Comment out abandoned attempts rather than erasing them. As it usually turns out on a CS exam, you will have false starts on a problem — you try one strategy and hit a dead end. You try something else and then realize you actually were closer to the right solution the first time. If you haven’t erased your first attempt, you can always go back to it. Once you work out a better answer, comment out your earlier attempt. When you comment out work, please direct us to where you have written the solution you want graded instead. If you forget to comment out your bad attempt and hence appear to have two answers, we reserve the right to pick which one to grade.
Save a little time for checking your work. Before handing in your exam, reserve a few minutes to go back over your work. Check for missing initialization/return statements, correct parameters passed to functions, etc. We try not to deduct points for minor things if it is obvious what you meant, but sometimes it is difficult to decipher your true intention. You might save yourself a few lost points by tidying up the details at the end.
Download the exam ahead of time. The exam file that you open in BlueBook will be posted on the course website in advance of the exam; we will also send out an email when it is available. Download the encrypted exam before you come to the exam so that you are ready to go when the test starts. We will provide a password when the test starts that unlocks the exam.
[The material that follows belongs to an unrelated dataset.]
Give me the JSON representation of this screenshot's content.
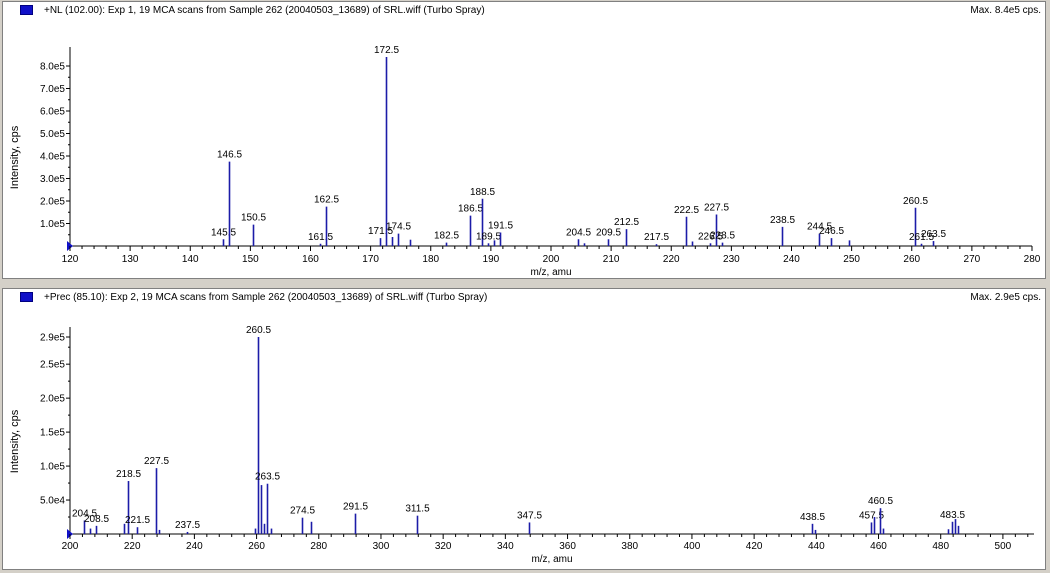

Prepare your laptop. We will have limited outlets available for those who absolutely need them. Come with a laptop that has enough battery for the full exam. If you need battery it would be useful for you to bring your own power strip. Make sure your computer isn’t just about to run out of memory.
Always remember why you are at school. Learning and education tend to be a more fulfilling goal than just high grades. If you work hard, study lots and feel good about your understanding of computer science, that is an achievement to be proud of in itself — regardless of how many points you get relative to the other students in the class. Remember that computer science is not an easy endeavor, even for experienced computer scientists.